While my husband manned the new exit he’d created, I stood at the entrance with Dex. We finally had a moment to speak, so I asked if he lived close, wondering how far the little dog had run before discovering her new playground. He responded, “My wife and I live in the new house.”
Well, that was embarrassing. The property we were standing on is about three acres of land. After the patriarch of the family passed, one of the kid’s family moved in. Then they built a second house on the property for another kid’s family, who I was apparently staring at. I hadn’t realized anyone had moved in yet. Dex explained how he was related to the patriarch and we talked about how much he was missed.

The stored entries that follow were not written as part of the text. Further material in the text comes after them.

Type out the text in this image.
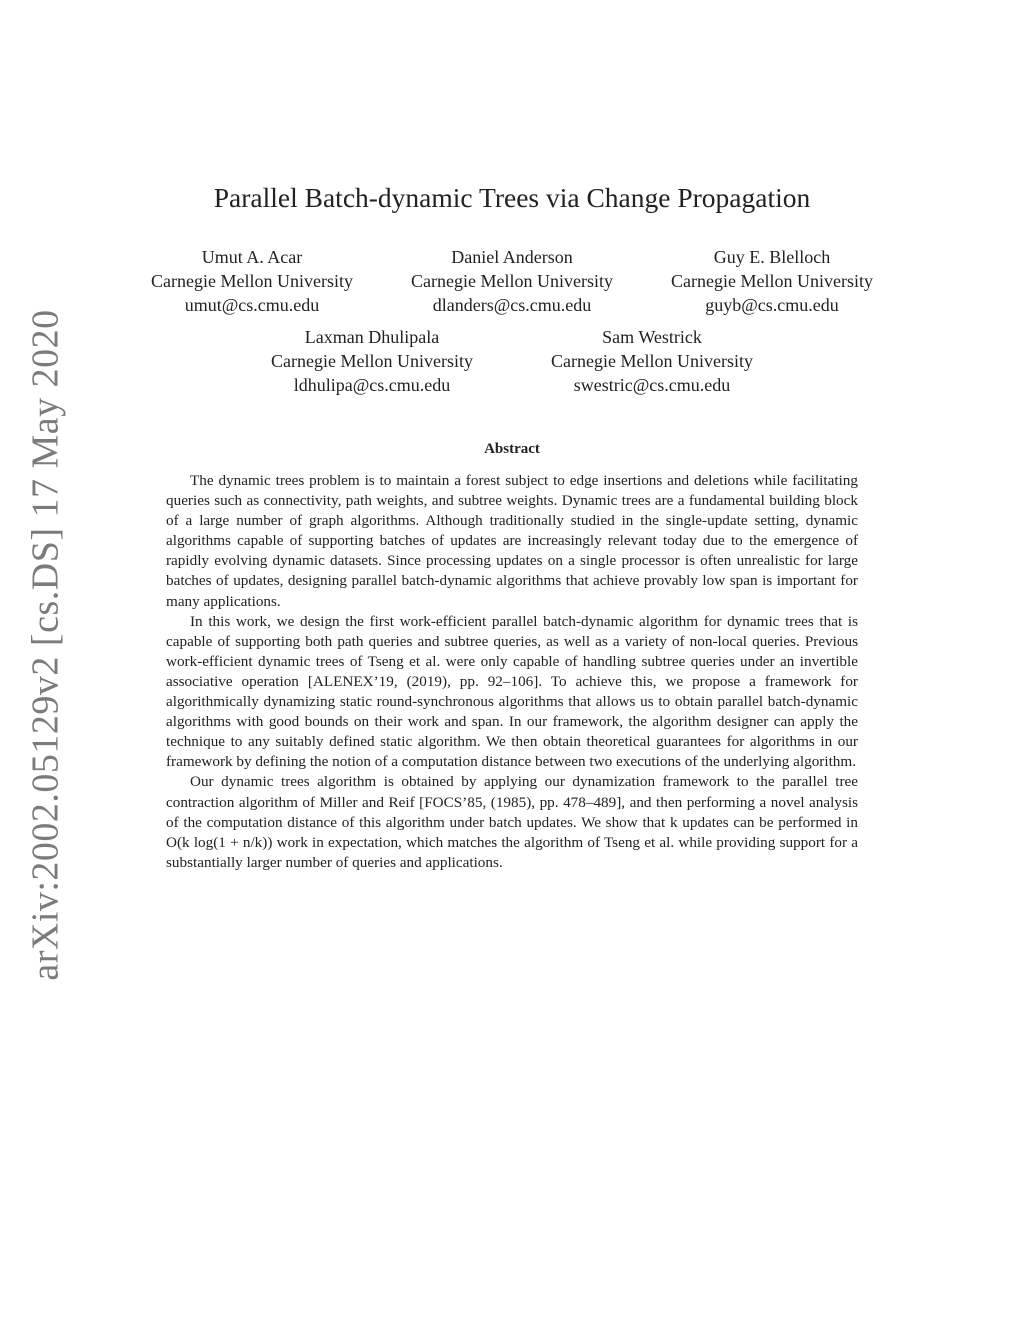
arXiv:2002.05129v2 [cs.DS] 17 May 2020
Parallel Batch-dynamic Trees via Change Propagation
Umut A. Acar
Carnegie Mellon University
umut@cs.cmu.edu
Daniel Anderson
Carnegie Mellon University
dlanders@cs.cmu.edu
Guy E. Blelloch
Carnegie Mellon University
guyb@cs.cmu.edu
Laxman Dhulipala
Carnegie Mellon University
ldhulipa@cs.cmu.edu
Sam Westrick
Carnegie Mellon University
swestric@cs.cmu.edu
Abstract

The dynamic trees problem is to maintain a forest subject to edge insertions and deletions while facilitating queries such as connectivity, path weights, and subtree weights. Dynamic trees are a fundamental building block of a large number of graph algorithms. Although traditionally studied in the single-update setting, dynamic algorithms capable of supporting batches of updates are increasingly relevant today due to the emergence of rapidly evolving dynamic datasets. Since processing updates on a single processor is often unrealistic for large batches of updates, designing parallel batch-dynamic algorithms that achieve provably low span is important for many applications.

In this work, we design the first work-efficient parallel batch-dynamic algorithm for dynamic trees that is capable of supporting both path queries and subtree queries, as well as a variety of non-local queries. Previous work-efficient dynamic trees of Tseng et al. were only capable of handling subtree queries under an invertible associative operation [ALENEX’19, (2019), pp. 92–106]. To achieve this, we propose a framework for algorithmically dynamizing static round-synchronous algorithms that allows us to obtain parallel batch-dynamic algorithms with good bounds on their work and span. In our framework, the algorithm designer can apply the technique to any suitably defined static algorithm. We then obtain theoretical guarantees for algorithms in our framework by defining the notion of a computation distance between two executions of the underlying algorithm.

Our dynamic trees algorithm is obtained by applying our dynamization framework to the parallel tree contraction algorithm of Miller and Reif [FOCS’85, (1985), pp. 478–489], and then performing a novel analysis of the computation distance of this algorithm under batch updates. We show that k updates can be performed in O(k log(1 + n/k)) work in expectation, which matches the algorithm of Tseng et al. while providing support for a substantially larger number of queries and applications.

It was nice to find a commonality with my new neighbor. Especially after feeling like such a schmuck for not noticing their arrival.

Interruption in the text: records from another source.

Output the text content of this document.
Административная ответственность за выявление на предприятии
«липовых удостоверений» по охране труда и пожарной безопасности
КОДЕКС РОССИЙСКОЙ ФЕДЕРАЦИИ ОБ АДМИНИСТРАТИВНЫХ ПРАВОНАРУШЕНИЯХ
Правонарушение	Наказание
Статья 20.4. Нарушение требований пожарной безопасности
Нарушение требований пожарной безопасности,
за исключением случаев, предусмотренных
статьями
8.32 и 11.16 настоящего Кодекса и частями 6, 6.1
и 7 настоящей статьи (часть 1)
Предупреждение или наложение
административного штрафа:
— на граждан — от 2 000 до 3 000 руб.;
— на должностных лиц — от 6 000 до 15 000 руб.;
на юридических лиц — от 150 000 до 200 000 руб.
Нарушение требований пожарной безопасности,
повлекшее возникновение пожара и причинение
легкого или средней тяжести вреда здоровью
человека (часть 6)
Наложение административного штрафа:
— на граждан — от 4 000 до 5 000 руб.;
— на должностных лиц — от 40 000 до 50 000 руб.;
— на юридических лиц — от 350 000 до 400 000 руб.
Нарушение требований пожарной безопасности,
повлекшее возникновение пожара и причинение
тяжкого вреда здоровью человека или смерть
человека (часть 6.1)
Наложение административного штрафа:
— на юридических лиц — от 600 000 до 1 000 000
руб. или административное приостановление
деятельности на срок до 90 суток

We continued to try to flush Gabby out from under the bushes to no avail. She was having the time of her life. Dex finally dragged a hose over and sprayed into the bushes. I thought the entire exercise was completely futile when Gabby didn’t come out immediately. I was walking around the bushes to join my husband on his side when I spotted something. I took a couple steps backward, and there was Gabby, just inside the shrubbery. I squatted down, held out my hand and used my most soothing voice. “Come here girl. Come here, Gabby.”
Head hanging in defeat, she came right to me. She was filthy, which I found hysterical. I plucked her off the ground and carried her over to Dex. We’d been out there for a good half hour at that point. I really hadn’t expected us to be successful, so I was feeling pretty good about it all. Dex was very appreciative.
“Thank you,” he said. “Now I can get to the hospital. That’s where I was headed. To visit my wife. I opened the door and this little girl ran right out. I couldn’t just leave her. She doesn’t know…we haven’t been here long.”
And just like that I was overwhelmed by…I don’t even know. I’d stood next to this man for a half an hour and he’d been strong and confident and focused. But as soon as he mentioned his wife, it was like he was a scared little boy. Distracted from his fear or by his fear, I’m not even sure, but suddenly he wasn’t finishing his sentences and I could tell, he was anxious to get to the hospital. Heck, I wanted to drive him! It was an unexpected and stunning display of love that he probably had no clue he was showing.
I saw Dex again a couple of mornings ago. I was in my garden when he walked came out of the driveway walking two Westies. Gabby and her son. I asked about his wife, we talked about my garden, about walking dogs, about nothing. Then he set off on his walk. It was lovely. And as I watched him leave I smiled to myself. You never know when someone is going through something. I am so glad my husband and I invested that time in helping reunite Dex with Gabby. I imagine that it probably meant something to Dex to have a couple of strangers help with a stressful situation when he was already stressed about his wife. But I will forever be impacted by that one moment when Dex’s guard dropped. I feel like the beauty and frailty of the human condition that he displayed in that one moment will resonate within me for my lifetime. It’s a lesson we can’t learn enough through our lifetimes.
Be kind. You never know what people are going through, but your kindness may help them weather it.